Before I ever watched Julia, Ina or Giada, I watched Nancy…my mom. She cooked dinner for my dad, sisters and I pretty much every night (and breakfast and lunch too, for that matter), a feat I did not fully appreciate until I had a busy (and clamoring!) family of my own.
My mom cooked and baked all kinds of things when I was growing up, but there came a point in the ’80s when she really honed in on chocolate chip cookies. The empire of Mrs. Fields was on the rise — we never left the mall without a half dozen “semisweet, no nuts”. She took it on as a challenge to tinker with her own chocolate chip cookie recipe, which we fully supported as taste testers. To this day, she continues to tweak the ratios of butter to sugar to flour, but as of right now My Mom’s Best Chocolate Chip Cookies are pretty perfect, if you ask me.

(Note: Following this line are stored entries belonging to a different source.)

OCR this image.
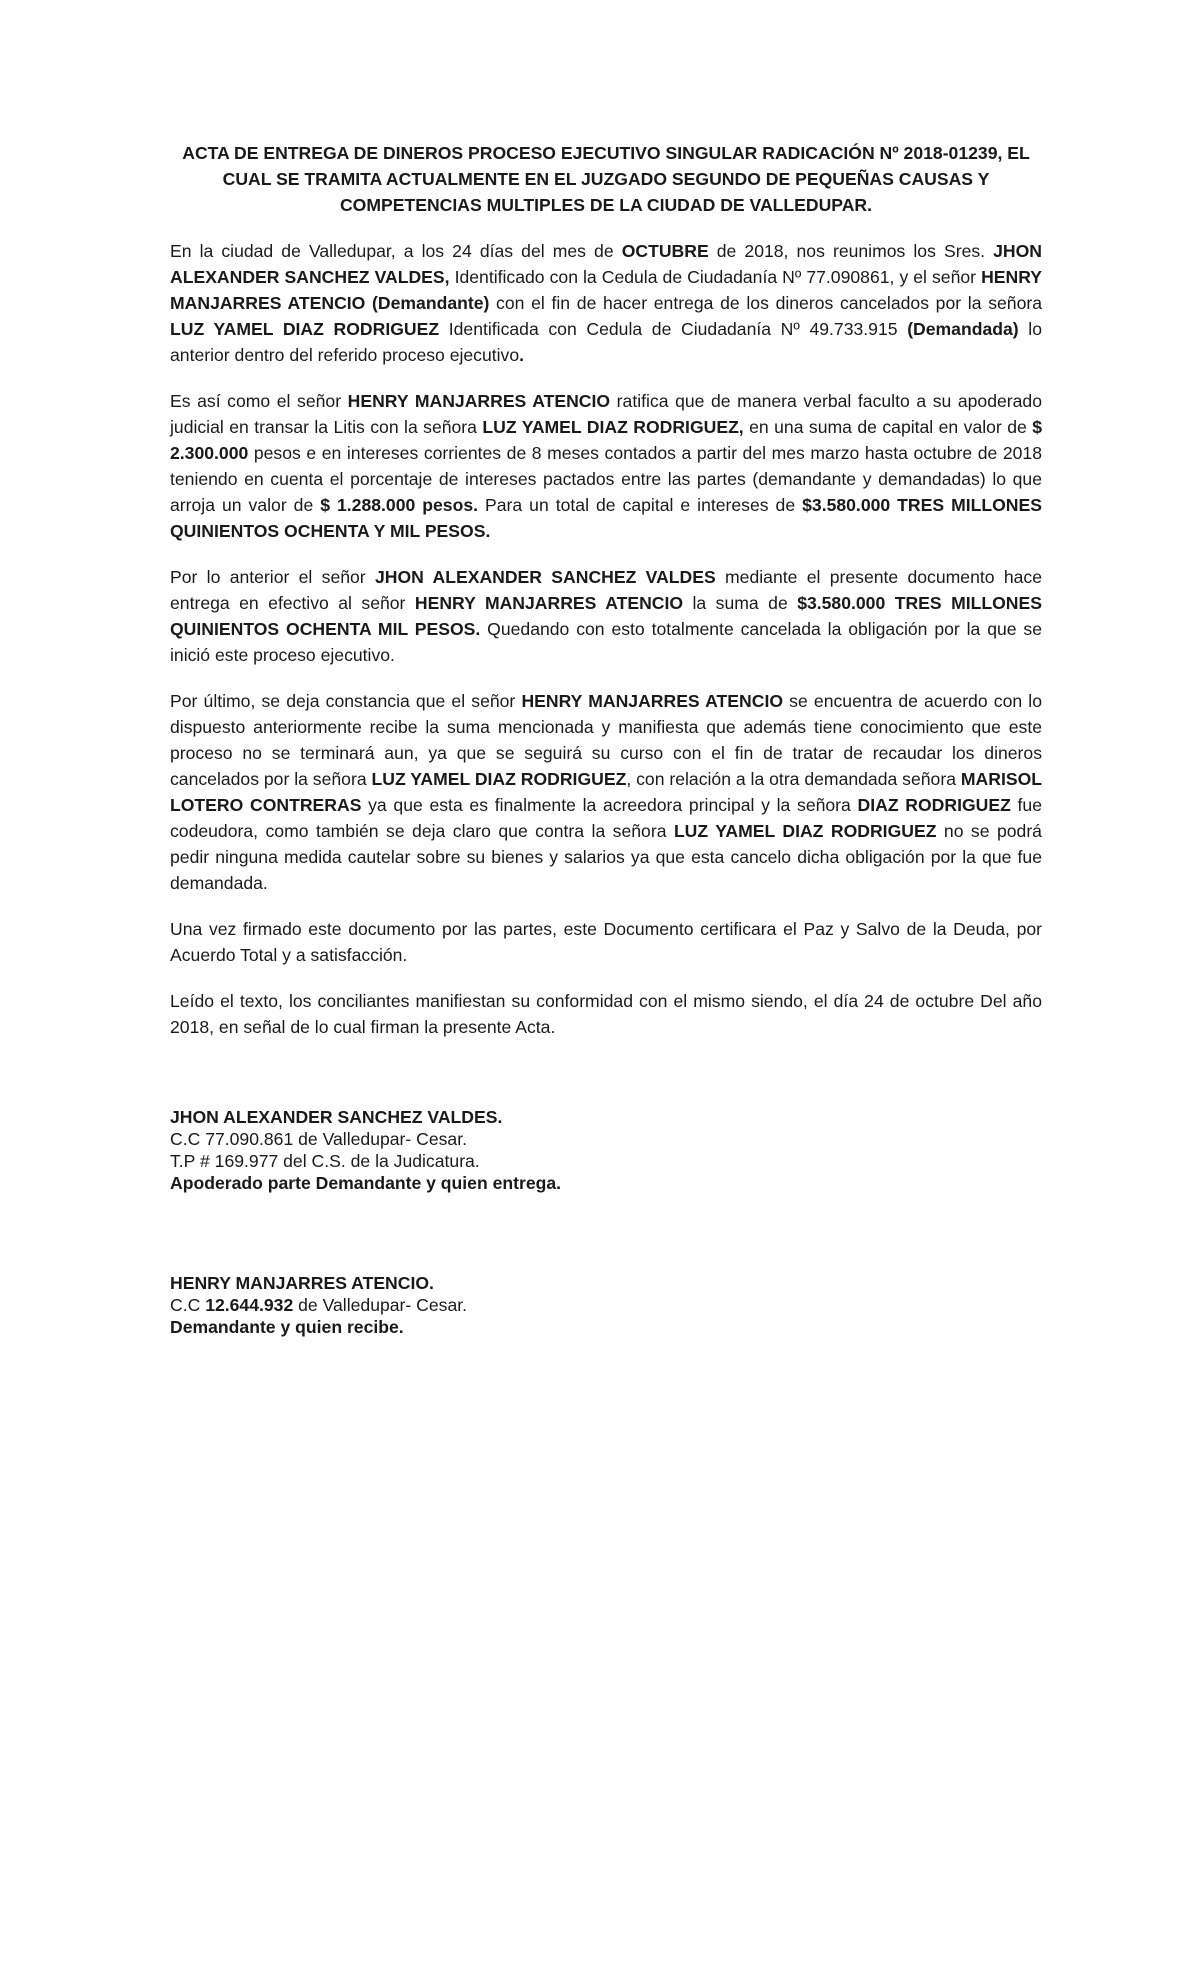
ACTA DE ENTREGA DE DINEROS PROCESO EJECUTIVO SINGULAR RADICACIÓN Nº 2018-01239, EL CUAL SE TRAMITA ACTUALMENTE EN EL JUZGADO SEGUNDO DE PEQUEÑAS CAUSAS Y COMPETENCIAS MULTIPLES DE LA CIUDAD DE VALLEDUPAR.

En la ciudad de Valledupar, a los 24 días del mes de OCTUBRE de 2018, nos reunimos los Sres. JHON ALEXANDER SANCHEZ VALDES, Identificado con la Cedula de Ciudadanía Nº 77.090861, y el señor HENRY MANJARRES ATENCIO (Demandante) con el fin de hacer entrega de los dineros cancelados por la señora LUZ YAMEL DIAZ RODRIGUEZ Identificada con Cedula de Ciudadanía Nº 49.733.915 (Demandada) lo anterior dentro del referido proceso ejecutivo.

Es así como el señor HENRY MANJARRES ATENCIO ratifica que de manera verbal faculto a su apoderado judicial en transar la Litis con la señora LUZ YAMEL DIAZ RODRIGUEZ, en una suma de capital en valor de $ 2.300.000 pesos e en intereses corrientes de 8 meses contados a partir del mes marzo hasta octubre de 2018 teniendo en cuenta el porcentaje de intereses pactados entre las partes (demandante y demandadas) lo que arroja un valor de $ 1.288.000 pesos. Para un total de capital e intereses de $3.580.000 TRES MILLONES QUINIENTOS OCHENTA Y MIL PESOS.

Por lo anterior el señor JHON ALEXANDER SANCHEZ VALDES mediante el presente documento hace entrega en efectivo al señor HENRY MANJARRES ATENCIO la suma de $3.580.000 TRES MILLONES QUINIENTOS OCHENTA MIL PESOS. Quedando con esto totalmente cancelada la obligación por la que se inició este proceso ejecutivo.

Por último, se deja constancia que el señor HENRY MANJARRES ATENCIO se encuentra de acuerdo con lo dispuesto anteriormente recibe la suma mencionada y manifiesta que además tiene conocimiento que este proceso no se terminará aun, ya que se seguirá su curso con el fin de tratar de recaudar los dineros cancelados por la señora LUZ YAMEL DIAZ RODRIGUEZ, con relación a la otra demandada señora MARISOL LOTERO CONTRERAS ya que esta es finalmente la acreedora principal y la señora DIAZ RODRIGUEZ fue codeudora, como también se deja claro que contra la señora LUZ YAMEL DIAZ RODRIGUEZ no se podrá pedir ninguna medida cautelar sobre su bienes y salarios ya que esta cancelo dicha obligación por la que fue demandada.

Una vez firmado este documento por las partes, este Documento certificara el Paz y Salvo de la Deuda, por Acuerdo Total y a satisfacción.

Leído el texto, los conciliantes manifiestan su conformidad con el mismo siendo, el día 24 de octubre Del año 2018, en señal de lo cual firman la presente Acta.

JHON ALEXANDER SANCHEZ VALDES.
C.C 77.090.861 de Valledupar- Cesar.
T.P # 169.977 del C.S. de la Judicatura.
Apoderado parte Demandante y quien entrega.
HENRY MANJARRES ATENCIO.
C.C 12.644.932 de Valledupar- Cesar.
Demandante y quien recibe.
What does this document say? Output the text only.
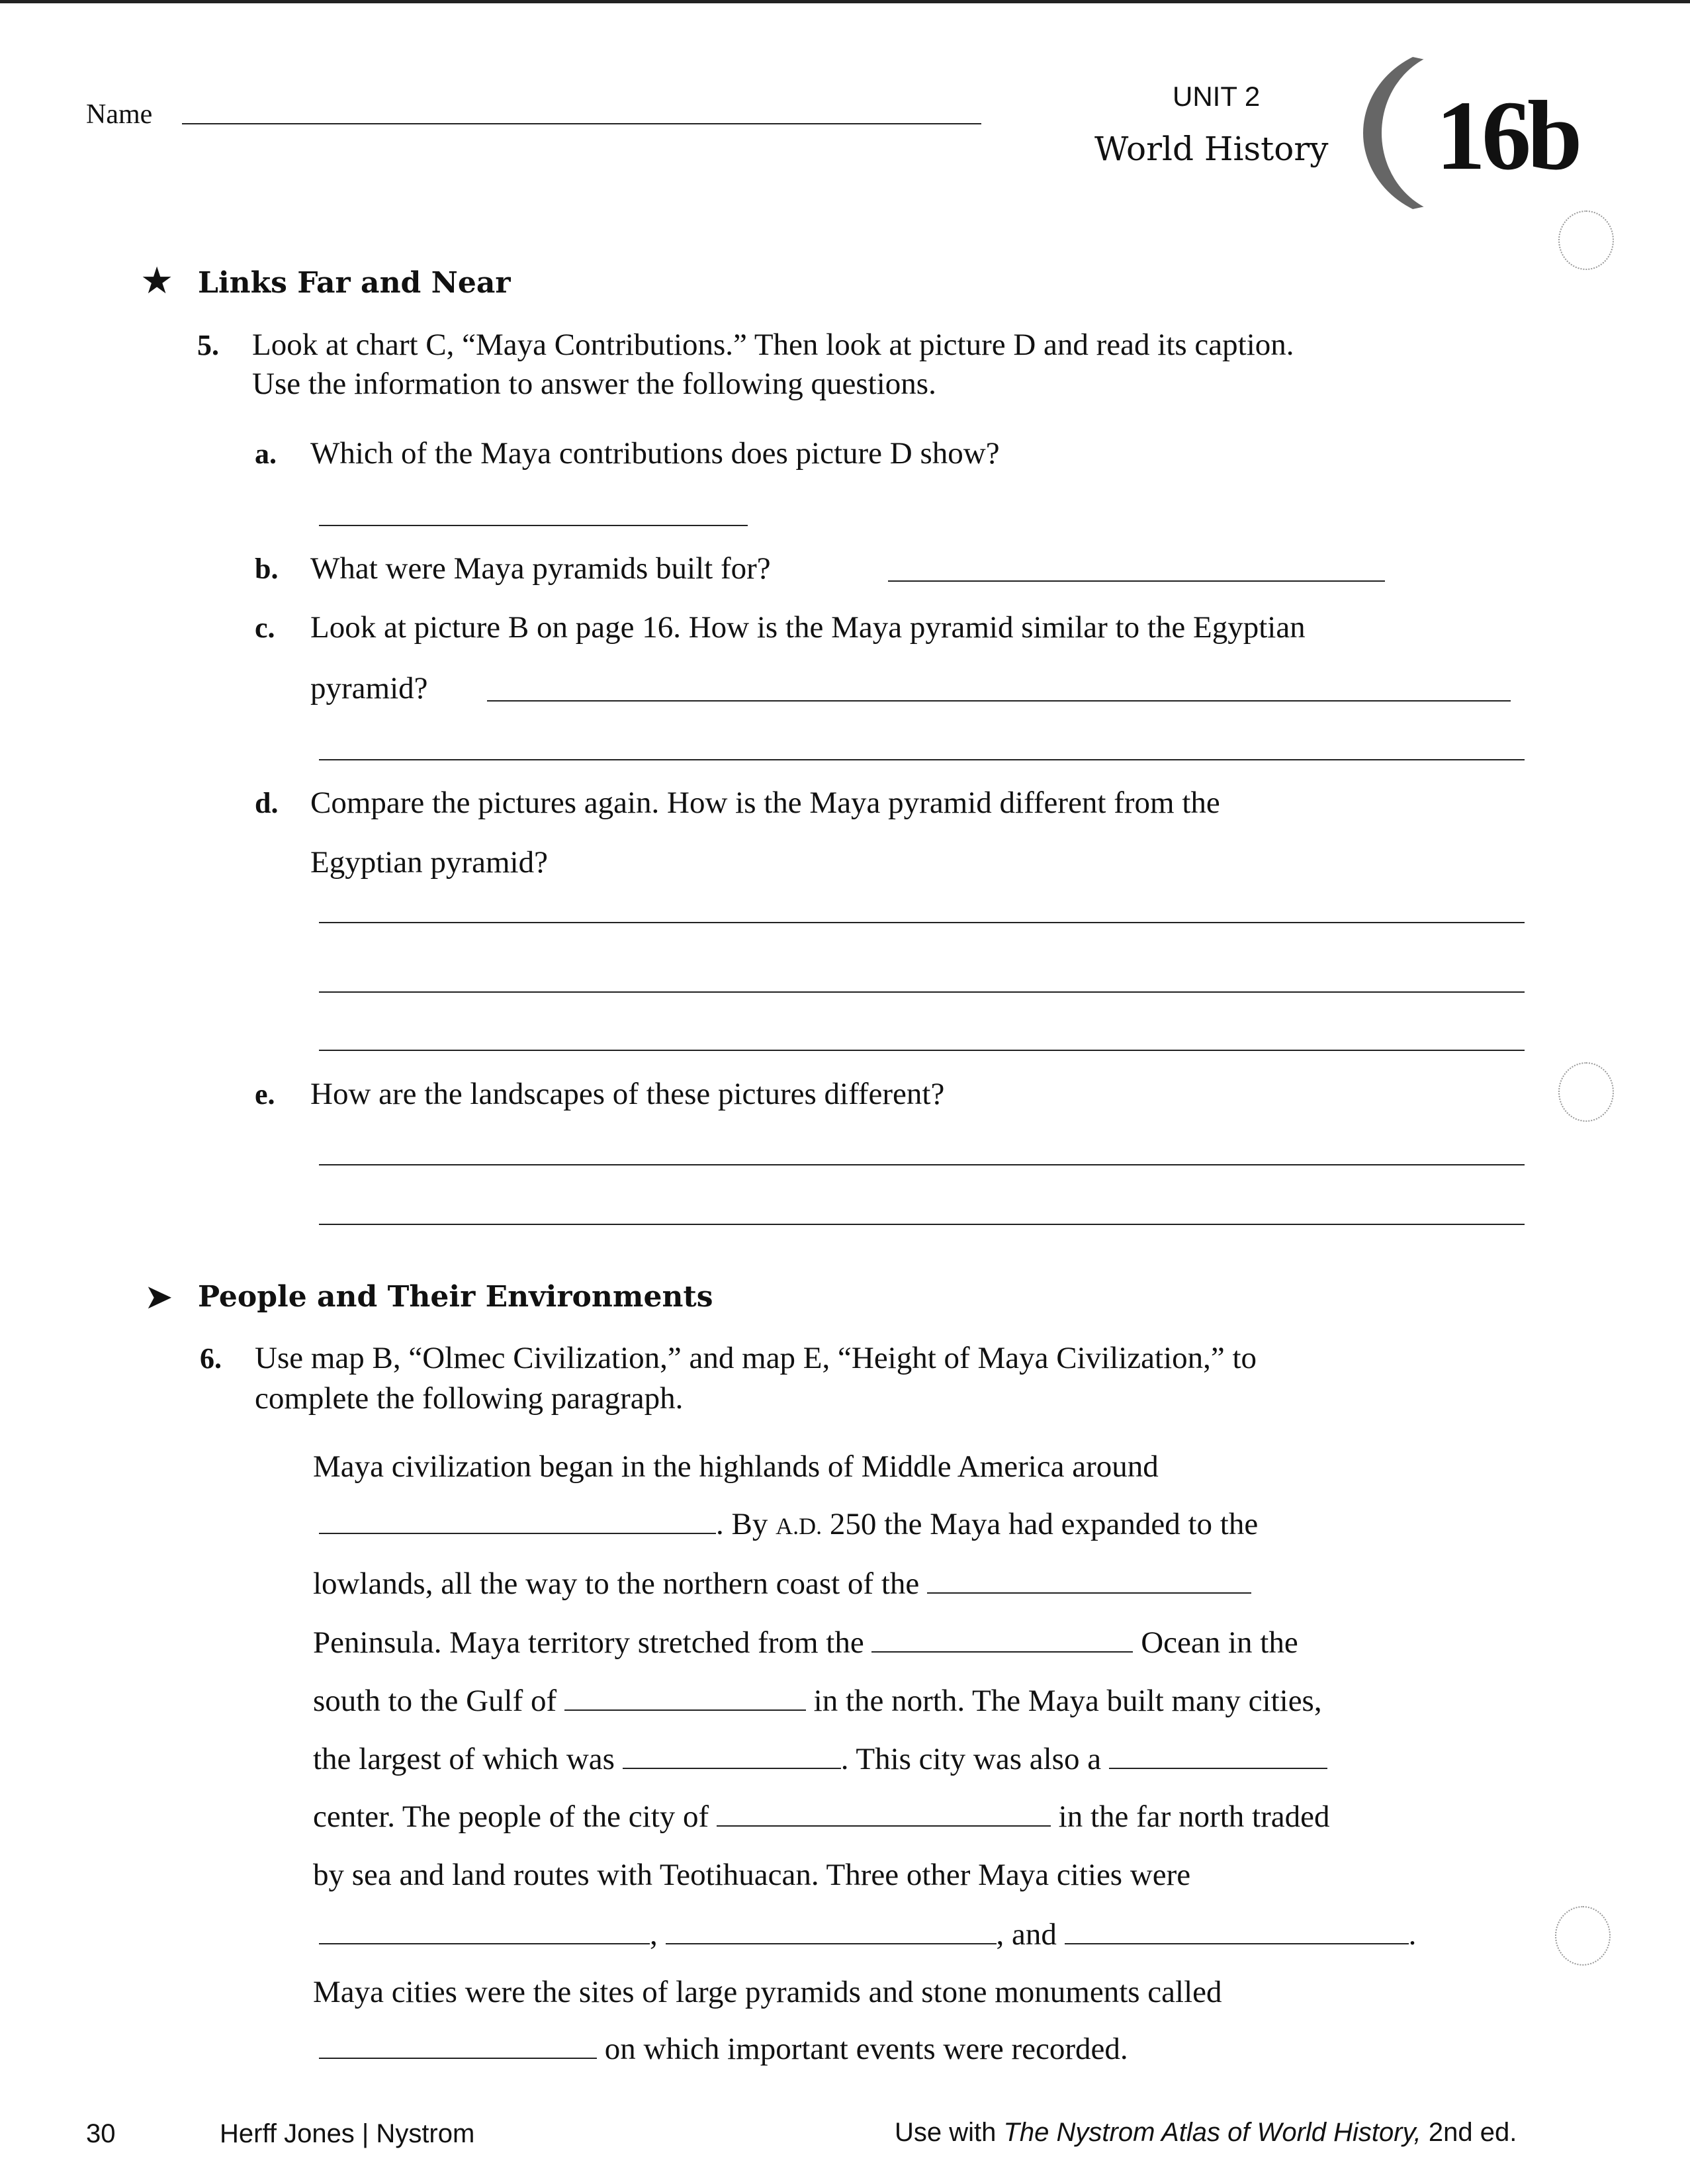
Name
UNIT 2
World History 16b
★ Links Far and Near
5. Look at chart C, “Maya Contributions.” Then look at picture D and read its caption.
Use the information to answer the following questions.
a. Which of the Maya contributions does picture D show?
b. What were Maya pyramids built for?
c. Look at picture B on page 16. How is the Maya pyramid similar to the Egyptian
pyramid?
d. Compare the pictures again. How is the Maya pyramid different from the
Egyptian pyramid?
e. How are the landscapes of these pictures different?
➤ People and Their Environments
6. Use map B, “Olmec Civilization,” and map E, “Height of Maya Civilization,” to
complete the following paragraph.
Maya civilization began in the highlands of Middle America around
. By A.D. 250 the Maya had expanded to the
lowlands, all the way to the northern coast of the
Peninsula. Maya territory stretched from the	Ocean in the
south to the Gulf of	in the north. The Maya built many cities,
the largest of which was	. This city was also a
center. The people of the city of	in the far north traded
by sea and land routes with Teotihuacan. Three other Maya cities were
,	, and	.
Maya cities were the sites of large pyramids and stone monuments called
on which important events were recorded.
30	Herff Jones | Nystrom	Use with The Nystrom Atlas of World History, 2nd ed.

Without question, my mom’s chocolate chip cookie is our family’s most favorite. For my first post on Sunny Days, Good Food — my newest food blog, through which I hope to open a window into the food I most love to cook, eat and explore — I couldn’t think of a recipe I would rather share.
- 1 pound (4 sticks) unsalted butter, at room temperature
- 1½ cups dark brown sugar
- 1½ cups sugar
- 3 eggs
- 2 tablespoons vanilla
- 6 cups flour
- 1½ teaspoons baking soda
- 1½ teaspoons salt
- 2 (12-ounce) packages semi-sweet chocolate chips (my mom prefers the larger disks)
- Cream butter and sugars together using an electric mixer. Add the eggs and vanilla. Combine the flour, baking soda and salt in a separate medium bowl, then gradually mix it into the wet ingredients. Stir in the chocolate chips.
- Chill the dough for about 1 hour.
- Heat the oven to 350°F. Position racks in the upper- and lower-third of the oven.
- Shape the dough into large balls (about 1-1/2 inches in diameter) and slightly flatten on parchment paper lined cookie sheets.
- Bake for about 20 minutes, rotating the sheets after 10 minutes, until the surface is delicately firm (your finger should not break the surface).